In the “real” world, I do things like go to barbecues and attend parties and plan date nights and look like a person who, in passing a baby at the grocery store, does not feel an overwhelming wave of sadness so great she sometimes has to stop her cart and just hold on.

But inside?

Inside, I feel ugly and bitter and obsessed. Inside, I do things like order pregnancy tests in bulk and hide them from my husband and analyze my body constantly, searching for signs that aren’t there, even going so far as to gag dramatically with morning sickness that doesn’t exist. Month after month I do this, and then, when the blood comes, I learn to go numb.
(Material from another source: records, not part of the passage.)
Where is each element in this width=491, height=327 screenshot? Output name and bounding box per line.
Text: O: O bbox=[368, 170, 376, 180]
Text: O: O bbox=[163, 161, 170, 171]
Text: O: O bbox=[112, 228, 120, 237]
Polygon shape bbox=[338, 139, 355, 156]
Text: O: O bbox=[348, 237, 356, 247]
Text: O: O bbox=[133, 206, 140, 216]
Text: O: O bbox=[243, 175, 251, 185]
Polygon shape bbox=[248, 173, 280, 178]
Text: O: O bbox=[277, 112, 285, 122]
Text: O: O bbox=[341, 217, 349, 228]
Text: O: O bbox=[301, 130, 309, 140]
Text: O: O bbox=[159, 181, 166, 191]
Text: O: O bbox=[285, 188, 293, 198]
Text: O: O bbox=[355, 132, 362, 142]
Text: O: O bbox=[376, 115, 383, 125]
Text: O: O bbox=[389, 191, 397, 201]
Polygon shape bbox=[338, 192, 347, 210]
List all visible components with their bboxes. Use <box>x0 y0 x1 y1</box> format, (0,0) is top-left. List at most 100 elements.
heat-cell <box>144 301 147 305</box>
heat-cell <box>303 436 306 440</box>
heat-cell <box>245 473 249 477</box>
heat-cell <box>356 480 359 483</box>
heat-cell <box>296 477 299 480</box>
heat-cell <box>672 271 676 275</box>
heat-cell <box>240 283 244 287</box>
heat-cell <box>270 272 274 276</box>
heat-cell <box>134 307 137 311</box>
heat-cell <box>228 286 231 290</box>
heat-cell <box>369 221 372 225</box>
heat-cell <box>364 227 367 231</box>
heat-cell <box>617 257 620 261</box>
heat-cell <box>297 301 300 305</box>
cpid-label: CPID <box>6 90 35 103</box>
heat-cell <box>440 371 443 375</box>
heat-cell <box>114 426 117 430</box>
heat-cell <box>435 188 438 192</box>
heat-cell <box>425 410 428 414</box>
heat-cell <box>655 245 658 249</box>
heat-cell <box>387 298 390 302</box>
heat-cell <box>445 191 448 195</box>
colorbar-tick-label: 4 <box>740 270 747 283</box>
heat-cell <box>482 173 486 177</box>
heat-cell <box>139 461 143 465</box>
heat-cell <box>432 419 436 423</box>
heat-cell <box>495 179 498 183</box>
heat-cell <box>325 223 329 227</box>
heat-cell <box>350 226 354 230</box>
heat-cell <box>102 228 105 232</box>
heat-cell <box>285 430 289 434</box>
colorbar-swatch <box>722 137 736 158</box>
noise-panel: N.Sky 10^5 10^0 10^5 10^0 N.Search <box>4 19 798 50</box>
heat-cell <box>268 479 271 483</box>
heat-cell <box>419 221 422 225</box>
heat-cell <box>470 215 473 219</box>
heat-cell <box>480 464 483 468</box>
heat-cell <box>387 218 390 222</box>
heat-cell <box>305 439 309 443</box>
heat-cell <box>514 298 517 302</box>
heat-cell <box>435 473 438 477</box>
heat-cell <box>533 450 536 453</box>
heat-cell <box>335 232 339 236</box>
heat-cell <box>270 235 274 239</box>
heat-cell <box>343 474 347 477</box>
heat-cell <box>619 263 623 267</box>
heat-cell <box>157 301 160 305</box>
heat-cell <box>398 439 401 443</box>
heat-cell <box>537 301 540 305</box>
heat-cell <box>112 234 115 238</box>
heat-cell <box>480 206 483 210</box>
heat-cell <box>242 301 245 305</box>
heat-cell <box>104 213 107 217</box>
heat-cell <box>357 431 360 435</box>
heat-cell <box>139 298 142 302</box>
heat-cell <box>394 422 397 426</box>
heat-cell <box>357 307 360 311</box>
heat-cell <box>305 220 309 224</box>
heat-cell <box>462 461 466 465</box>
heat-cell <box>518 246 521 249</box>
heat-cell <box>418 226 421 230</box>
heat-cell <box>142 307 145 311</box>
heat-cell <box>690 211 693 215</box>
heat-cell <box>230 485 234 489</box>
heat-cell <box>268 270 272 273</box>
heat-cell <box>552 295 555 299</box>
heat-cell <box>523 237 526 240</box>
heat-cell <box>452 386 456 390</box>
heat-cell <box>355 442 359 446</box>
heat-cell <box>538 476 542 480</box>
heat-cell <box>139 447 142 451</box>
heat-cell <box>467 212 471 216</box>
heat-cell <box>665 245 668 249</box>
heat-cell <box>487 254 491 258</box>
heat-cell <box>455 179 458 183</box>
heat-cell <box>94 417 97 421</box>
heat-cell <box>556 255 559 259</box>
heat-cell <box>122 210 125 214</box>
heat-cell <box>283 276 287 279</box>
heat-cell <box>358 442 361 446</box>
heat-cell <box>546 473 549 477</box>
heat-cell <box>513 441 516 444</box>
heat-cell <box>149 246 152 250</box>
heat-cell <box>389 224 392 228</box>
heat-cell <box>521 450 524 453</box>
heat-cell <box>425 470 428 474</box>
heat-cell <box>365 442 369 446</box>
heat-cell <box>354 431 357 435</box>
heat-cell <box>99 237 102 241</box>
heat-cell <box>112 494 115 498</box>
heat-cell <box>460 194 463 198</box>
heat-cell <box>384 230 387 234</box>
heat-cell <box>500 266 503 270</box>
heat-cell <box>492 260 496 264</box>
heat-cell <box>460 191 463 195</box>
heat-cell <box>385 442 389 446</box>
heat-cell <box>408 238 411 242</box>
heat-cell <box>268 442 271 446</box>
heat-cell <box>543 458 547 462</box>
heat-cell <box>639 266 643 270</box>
Inside, I always felt alone.

Until I realized there are more of me. I realized that an entire world exists right beneath the surface of everyday life, a world that’s always active and awake, flickering on the screen, teeming with women who “get it” and can give me the comfort I’m seeking. They understand that every twinge in my abdomen is a possible implantation cramp, every breath the possibility and hope for a wave of nausea. Even my dreams are consumed with getting pregnant. Did you know that vivid dreams are also an early sign of pregnancy? They are.

These women are the ones who will say “I definitely see the start of a line!” when I post my pregnancy test (btw it’s called “tweaking” when you find ways to reveal lines that are practically — or totally —  invisible to the naked eye.) They cheer me on with phrases like “Hope this one sticks!” and “Sprinkling baby dust your way!” And, like me, these women are hiding out and scrolling ‘til the wee hours so they can check whether a fellow hopeful got her BFP, the acronym for “Big Fat Positive.”

I tell myself that I can quit these forums  anytime; I tell myself I’m not really one of them; I tell myself to “just relax” and I will get pregnant. But then, when my period comes, this time cruelly 4 days late, I turn to my on-screen world to share my news and get flooded with messages. “Next month is your month!!” and “Aw hon, I’m sorry, I know the feeling XO.”

Because, in the end, the women in these forums have given me something that I haven’t been able to find anywhere else. They have given me hope.



Chaunie Brusie is an OB nurse turned writer and author of several books. Her work has been published everywhere from The New York Times to The Washington Post to Parents magazine. After two miscarriages, Chaunie founded The Stay Strong Mom, a community of gift boxes for loss mothers, with proceeds donated to families who need help paying their medical bills after a pregnancy loss.